While Disney's final story has yet to be told, another chapter of five-digit growth may not be realistic. But there is another theme park company you've likely never heard of that could be just as magical for early followers.

Merlin Entertainments (OTC: MIINF) is fresh off an IPO, an upgrade by Moody's, and is ranked second only to Disney in number of visitors per year. Formed in 1999, the number of visitors to its parks has grown by 11% a year since 2008.

The 15-year-old UK-based company trades on the London Stock Exchange (MERL.L) after its IPO generated $1.5 billion, and it recently made its debut as an OTC stock (MIINF) on February 14.

With 100 operations in 22 countries and nearly 60 million visitors in 2013, some investors fear that Merlin has peaked and is ready to come sliding down. I beg to differ -- not with a wealth of popular attractions all over the globe and at least 100 more on the drawing board.

Its current inventory consists of the Legoland resorts/theme parks in California and Florida, Legoland discovery centers in several other cities, as well as the Madame Tussaud's celebrity wax museums in New York, Washington, D.C., Las Vegas, and Hollywood.

With revenue totaling $1.3 billion in 2013 (up from $769 million four years ago) and profits compounding at a 12% annual growth rate, Merlin's fundamentals are looking strong.

And there's plenty on the horizon, like opening Madame Tussauds in Shanghai, Prague and Jakarta next year, and Legolands in Japan and South Korea.

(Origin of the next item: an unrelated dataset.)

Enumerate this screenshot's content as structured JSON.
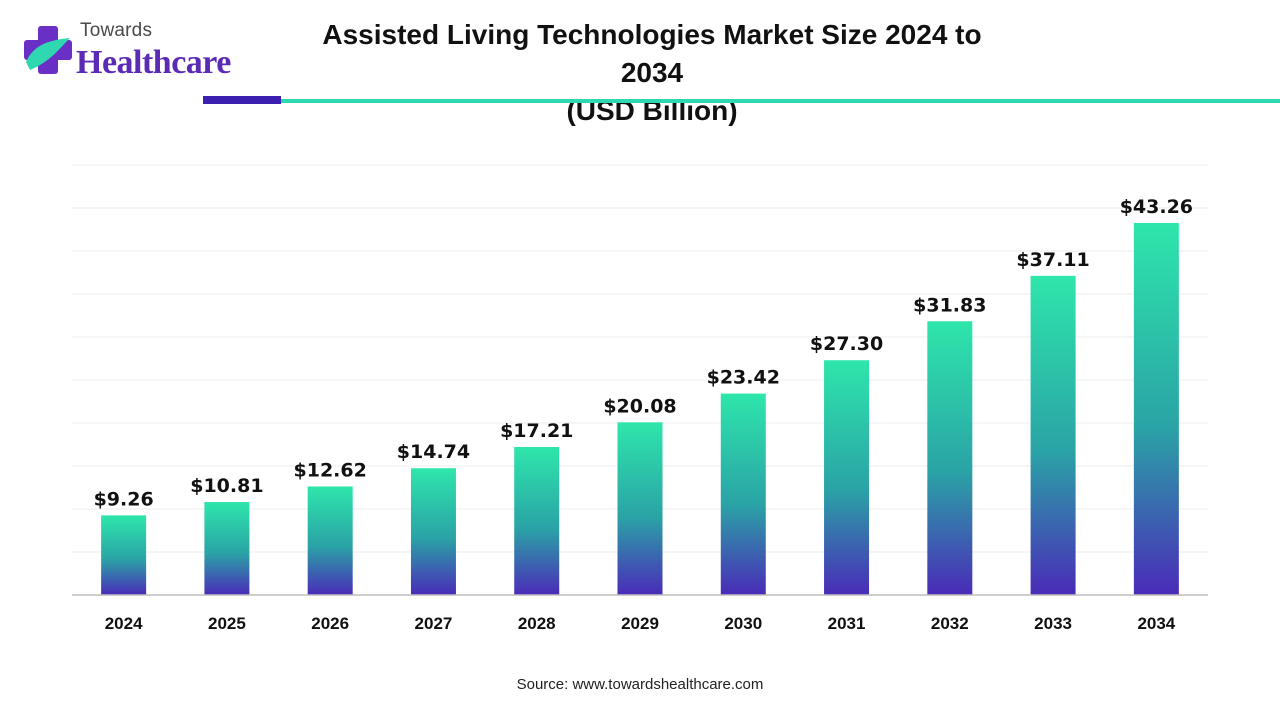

In addition, it recently began building a saltwater aquarium at Great Lakes Crossing Outlets in Auburn Hills, Michigan. This is Merlin's seventh Sea Life Center to open in the U.S. and will include a large tropical ocean tank and walk-through underwater tunnel featuring saltwater creatures like shrimp, starfish, seahorses, sharks and rays, along with some aquatic creatures associated with the Great Lakes region. It is slated to open in May 2015.

If SeaWorld loses its battle with the State of California to keep Shamu and other killer whales in its most popular shows, the aquarium arena could prove even more lucrative for Merlin.

It operates a Sea Life aquarium at Legoland -- just up the California coast from SeaWorld -- at the Mall of America in Minneapolis, as well as in Tempe, Kansas City, Dallas/Fort Worth, and Charlotte.

Moody's likes what it sees with Merlin, too, based on a recent upgrade on a number of factors, including its strong rate of growth, a high cash balance ending FY 2013, a net decrease in debt, and Merlin's intention to initiate a dividend policy of 35% to 40% of net income.

If, or when times get tough, the company has the backing of private equity firms Blackstone Group LP (NYSE: BX), CVC Capital Partners Ltd. and Lego Group owner Kirkbi A/S.

Though the stock has been flat as a pancake over the past three months, it is sure to garner more attention and confidence from investors as it follows in Disney's footsteps.

Action to Take --> Shares of MIINF currently trade around $5.84 Over the Counter (OTC). That's a 1% drop from its IPO price, so this is an attractive entry point considering the company's growth potential.